L’azienda ha così deciso di alienare il proprio portafoglio immobiliare non utile all’esercizio del trasporto pubblico, affidando il compito alla diramazione ATAC Patrimonio Srl in collaborazione con Roma Capitale. 

Il primo progetto di valorizzazione, sotto la Giunta Alemanno, risale al 2004 e ha previsto la suddivisione di questi beni in due elenchi (rispettivamente A e B), a seconda della necessità o meno di una trasformazione urbanistico-edilizia prima della vendita.
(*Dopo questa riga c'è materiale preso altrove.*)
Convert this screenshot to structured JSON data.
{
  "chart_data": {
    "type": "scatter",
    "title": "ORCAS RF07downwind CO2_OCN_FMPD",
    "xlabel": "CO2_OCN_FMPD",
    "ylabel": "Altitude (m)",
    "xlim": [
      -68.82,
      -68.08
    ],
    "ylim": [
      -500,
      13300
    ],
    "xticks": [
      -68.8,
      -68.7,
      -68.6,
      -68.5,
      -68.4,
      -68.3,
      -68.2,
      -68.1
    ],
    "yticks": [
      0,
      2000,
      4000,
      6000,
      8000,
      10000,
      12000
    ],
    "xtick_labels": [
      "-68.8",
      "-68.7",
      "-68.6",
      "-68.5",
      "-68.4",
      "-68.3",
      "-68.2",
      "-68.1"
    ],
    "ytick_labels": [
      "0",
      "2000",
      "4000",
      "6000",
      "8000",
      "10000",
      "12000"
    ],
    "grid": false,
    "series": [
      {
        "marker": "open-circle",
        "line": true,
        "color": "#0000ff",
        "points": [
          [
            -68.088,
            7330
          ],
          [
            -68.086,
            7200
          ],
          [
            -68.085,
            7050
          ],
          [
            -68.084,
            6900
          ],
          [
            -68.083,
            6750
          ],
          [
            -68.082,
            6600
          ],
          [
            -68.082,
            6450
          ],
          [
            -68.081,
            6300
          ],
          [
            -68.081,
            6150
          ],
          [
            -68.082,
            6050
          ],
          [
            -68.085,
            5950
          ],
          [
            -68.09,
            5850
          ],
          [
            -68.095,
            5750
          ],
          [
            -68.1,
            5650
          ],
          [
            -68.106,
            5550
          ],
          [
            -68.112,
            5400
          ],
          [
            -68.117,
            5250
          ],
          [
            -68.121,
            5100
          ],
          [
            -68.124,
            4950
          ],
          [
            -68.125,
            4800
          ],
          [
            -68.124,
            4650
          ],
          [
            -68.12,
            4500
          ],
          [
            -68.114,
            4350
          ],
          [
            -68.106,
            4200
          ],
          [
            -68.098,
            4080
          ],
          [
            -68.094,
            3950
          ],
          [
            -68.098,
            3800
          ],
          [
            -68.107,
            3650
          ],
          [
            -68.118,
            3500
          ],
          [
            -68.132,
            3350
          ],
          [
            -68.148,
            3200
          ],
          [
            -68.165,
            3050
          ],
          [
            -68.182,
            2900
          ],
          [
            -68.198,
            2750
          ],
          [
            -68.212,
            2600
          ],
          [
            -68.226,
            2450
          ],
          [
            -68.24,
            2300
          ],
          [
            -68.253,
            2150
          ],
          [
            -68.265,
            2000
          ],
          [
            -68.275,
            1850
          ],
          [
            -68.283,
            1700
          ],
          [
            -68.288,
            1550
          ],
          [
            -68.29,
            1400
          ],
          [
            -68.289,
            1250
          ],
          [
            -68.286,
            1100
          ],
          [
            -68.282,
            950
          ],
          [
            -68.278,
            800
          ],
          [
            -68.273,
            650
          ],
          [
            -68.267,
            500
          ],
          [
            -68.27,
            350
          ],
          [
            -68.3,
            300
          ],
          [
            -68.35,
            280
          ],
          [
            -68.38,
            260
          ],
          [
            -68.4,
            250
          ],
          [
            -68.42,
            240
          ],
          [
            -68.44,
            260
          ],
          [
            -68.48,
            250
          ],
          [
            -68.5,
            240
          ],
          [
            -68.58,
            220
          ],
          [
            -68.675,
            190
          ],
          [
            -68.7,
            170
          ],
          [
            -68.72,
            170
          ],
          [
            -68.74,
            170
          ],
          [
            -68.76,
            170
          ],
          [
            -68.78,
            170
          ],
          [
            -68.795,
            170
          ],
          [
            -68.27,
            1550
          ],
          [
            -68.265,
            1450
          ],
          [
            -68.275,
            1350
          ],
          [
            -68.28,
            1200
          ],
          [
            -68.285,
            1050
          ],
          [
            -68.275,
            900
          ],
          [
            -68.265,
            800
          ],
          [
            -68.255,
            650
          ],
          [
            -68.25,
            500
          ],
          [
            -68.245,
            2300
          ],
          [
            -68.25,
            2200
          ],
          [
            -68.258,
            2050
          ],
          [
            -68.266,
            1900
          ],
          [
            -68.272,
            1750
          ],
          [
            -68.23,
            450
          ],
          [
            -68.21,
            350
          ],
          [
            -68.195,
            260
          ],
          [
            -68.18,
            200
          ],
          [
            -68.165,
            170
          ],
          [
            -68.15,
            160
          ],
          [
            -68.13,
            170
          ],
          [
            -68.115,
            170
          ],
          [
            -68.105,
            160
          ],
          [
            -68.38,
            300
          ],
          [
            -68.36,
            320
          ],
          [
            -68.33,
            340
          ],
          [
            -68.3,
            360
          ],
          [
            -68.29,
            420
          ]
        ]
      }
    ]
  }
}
Nel primo sono rientrate le rimesse Portonaccio e Trastevere, le ex rimesse Vittoria (a Piazza Bainsizza), San Paolo e Piazza Ragusa e le aree Garbatella, Cardinal De Luca, Centro Carni e Acilia. I complessi esclusi, per i quali non era prevista alcuna riqualificazione pre-alienazione poiché già programmata dal Piano Regolatore, erano invece le sottostazioni elettriche Nomentana, San Paolo ed Etiopia, l’area Cave Ardeatine e gli uffici di via Tuscolana. Il piano, tuttavia, non è mai giunto a conclusione per via dell’opposizione dei Presidenti di Municipi, dell’insorgere delle proteste dei comitati locali e delle vicende giudiziarie legate alla gestione ATAC.
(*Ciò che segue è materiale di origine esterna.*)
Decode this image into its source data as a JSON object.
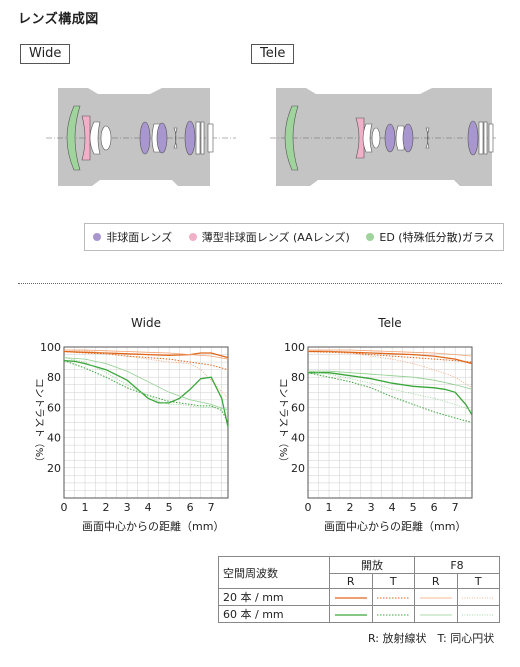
{
  "title": "レンズ構成図",
  "wide_label": "Wide",
  "tele_label": "Tele",
  "legend": [
    {
      "label": "非球面レンズ",
      "color": "#a896cf"
    },
    {
      "label": "薄型非球面レンズ (AAレンズ)",
      "color": "#f2b0c8"
    },
    {
      "label": "ED (特殊低分散)ガラス",
      "color": "#9fd49c"
    }
  ],
  "colors": {
    "orange": "#e0661a",
    "green": "#3aa63a",
    "body_gray": "#c4c4c4"
  },
  "mtf_common": {
    "xlabel": "画面中心からの距離（mm）",
    "ylabel": "コントラスト（%）",
    "xticks": [
      0,
      1,
      2,
      3,
      4,
      5,
      6,
      7
    ],
    "yticks": [
      20,
      40,
      60,
      80,
      100
    ],
    "xlim": [
      0,
      7.8
    ],
    "ylim": [
      0,
      100
    ]
  },
  "chart_data": [
    {
      "type": "line",
      "title": "Wide",
      "xlabel": "画面中心からの距離（mm）",
      "ylabel": "コントラスト（%）",
      "xlim": [
        0,
        7.8
      ],
      "ylim": [
        0,
        100
      ],
      "grid": true,
      "series": [
        {
          "name": "20本/mm 開放 R",
          "x": [
            0,
            1,
            2,
            3,
            4,
            5,
            6,
            6.5,
            7,
            7.8
          ],
          "y": [
            97,
            96.5,
            96,
            95.5,
            95,
            94.5,
            95,
            96,
            96,
            93
          ]
        },
        {
          "name": "20本/mm 開放 T",
          "x": [
            0,
            1,
            2,
            3,
            4,
            5,
            6,
            6.5,
            7,
            7.8
          ],
          "y": [
            97,
            96,
            95.5,
            94,
            93,
            92,
            90,
            89,
            88,
            85
          ]
        },
        {
          "name": "20本/mm F8 R",
          "x": [
            0,
            1,
            2,
            3,
            4,
            5,
            6,
            7,
            7.8
          ],
          "y": [
            98,
            98,
            97.5,
            97,
            96.5,
            96,
            95,
            94,
            92
          ]
        },
        {
          "name": "20本/mm F8 T",
          "x": [
            0,
            1,
            2,
            3,
            4,
            5,
            6,
            6.5,
            7,
            7.8
          ],
          "y": [
            98,
            97.5,
            96,
            94,
            92,
            90,
            89,
            85,
            78,
            66
          ]
        },
        {
          "name": "60本/mm 開放 R",
          "x": [
            0,
            0.5,
            1,
            2,
            3,
            3.5,
            4,
            4.5,
            5,
            5.5,
            6,
            6.5,
            7,
            7.5,
            7.8
          ],
          "y": [
            91,
            90.5,
            89,
            85,
            78,
            72,
            66,
            63,
            63,
            66,
            72,
            79,
            80,
            66,
            47
          ]
        },
        {
          "name": "60本/mm 開放 T",
          "x": [
            0,
            1,
            2,
            3,
            4,
            5,
            6,
            6.5,
            7,
            7.5,
            7.8
          ],
          "y": [
            91,
            86,
            80,
            73,
            68,
            64,
            62,
            61,
            61,
            58,
            50
          ]
        },
        {
          "name": "60本/mm F8 R",
          "x": [
            0,
            1,
            2,
            3,
            4,
            5,
            6,
            7,
            7.8
          ],
          "y": [
            93,
            92,
            89,
            84,
            77,
            70,
            65,
            62,
            58
          ]
        },
        {
          "name": "60本/mm F8 T",
          "x": [
            0,
            1,
            2,
            3,
            4,
            4.5,
            5,
            5.5,
            6,
            6.5,
            7,
            7.5,
            7.8
          ],
          "y": [
            93,
            90,
            83,
            75,
            68,
            64,
            62,
            62,
            61,
            60,
            60,
            59,
            59
          ]
        }
      ]
    },
    {
      "type": "line",
      "title": "Tele",
      "xlabel": "画面中心からの距離（mm）",
      "ylabel": "コントラスト（%）",
      "xlim": [
        0,
        7.8
      ],
      "ylim": [
        0,
        100
      ],
      "grid": true,
      "series": [
        {
          "name": "20本/mm 開放 R",
          "x": [
            0,
            1,
            2,
            3,
            4,
            5,
            6,
            7,
            7.8
          ],
          "y": [
            97,
            97,
            96.5,
            96,
            95.5,
            95,
            94,
            92,
            89
          ]
        },
        {
          "name": "20本/mm 開放 T",
          "x": [
            0,
            1,
            2,
            3,
            4,
            5,
            6,
            7,
            7.8
          ],
          "y": [
            97,
            96.5,
            96,
            95,
            94,
            93,
            92,
            91,
            90
          ]
        },
        {
          "name": "20本/mm F8 R",
          "x": [
            0,
            1,
            2,
            3,
            4,
            5,
            6,
            7,
            7.8
          ],
          "y": [
            98,
            98,
            98,
            97.5,
            97,
            96.5,
            96,
            95,
            94
          ]
        },
        {
          "name": "20本/mm F8 T",
          "x": [
            0,
            1,
            2,
            3,
            4,
            5,
            6,
            7,
            7.8
          ],
          "y": [
            98,
            97,
            96,
            94,
            92,
            89,
            85,
            80,
            73
          ]
        },
        {
          "name": "60本/mm 開放 R",
          "x": [
            0,
            1,
            2,
            3,
            4,
            5,
            6,
            6.5,
            7,
            7.5,
            7.8
          ],
          "y": [
            83,
            83,
            81,
            79,
            76,
            74,
            73,
            72,
            70,
            62,
            55
          ]
        },
        {
          "name": "60本/mm 開放 T",
          "x": [
            0,
            1,
            2,
            3,
            4,
            5,
            6,
            7,
            7.8
          ],
          "y": [
            83,
            80,
            77,
            73,
            67,
            62,
            57,
            53,
            50
          ]
        },
        {
          "name": "60本/mm F8 R",
          "x": [
            0,
            1,
            2,
            3,
            4,
            5,
            6,
            7,
            7.8
          ],
          "y": [
            84,
            84,
            83,
            82,
            81,
            80,
            78,
            75,
            72
          ]
        },
        {
          "name": "60本/mm F8 T",
          "x": [
            0,
            1,
            2,
            3,
            4,
            5,
            6,
            7,
            7.8
          ],
          "y": [
            84,
            82,
            79,
            76,
            72,
            69,
            66,
            62,
            58
          ]
        }
      ]
    }
  ],
  "table": {
    "header": "空間周波数",
    "group_open": "開放",
    "group_f8": "F8",
    "sub_r": "R",
    "sub_t": "T",
    "row1": "20 本 / mm",
    "row2": "60 本 / mm"
  },
  "note": "R: 放射線状　T: 同心円状"
}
Da quel momento, l’unico progetto effettivamente portato a termine che ha previsto la ristrutturazione urbana di un’area ex ATAC (11.800 mq complessivi, in zona Tiburtina) è stato quello della Città del Sole, a opera di Labics. Lo studio, assieme al costruttore Parnasi, ha avviato a partire dal 2010 il cantiere per questo complesso polifunzionale (con spazi commerciali, residenziali e per uffici), la cui conclusione è stimata per il prossimo luglio. 

Nel frattempo, come emerge nel provvedimento comunale n. 122/2014, è stata riproposta l’idea di rivalorizzare tale patrimonio: iter e piani di intervento sono rimasti inalterati, ma sono stati introdotti i processi di partecipazione seguiti dal vaglio dell’assemblea capitolina. L’area Cardinal De Luca è passata dall’elenco A al B e Roma Capitale ha deciso di valorizzare gli immobili dell’elenco A dal punto di vista della spending review. Due le possibili opzioni: la variante urbanistica oppure il loro utilizzo quali sedi amministrative di Roma Capitale, così da abbattere in parte gli attuali costi di locazione, rispettando il piano di rientro 2014-2016 previsto dal decreto “Salva Roma”.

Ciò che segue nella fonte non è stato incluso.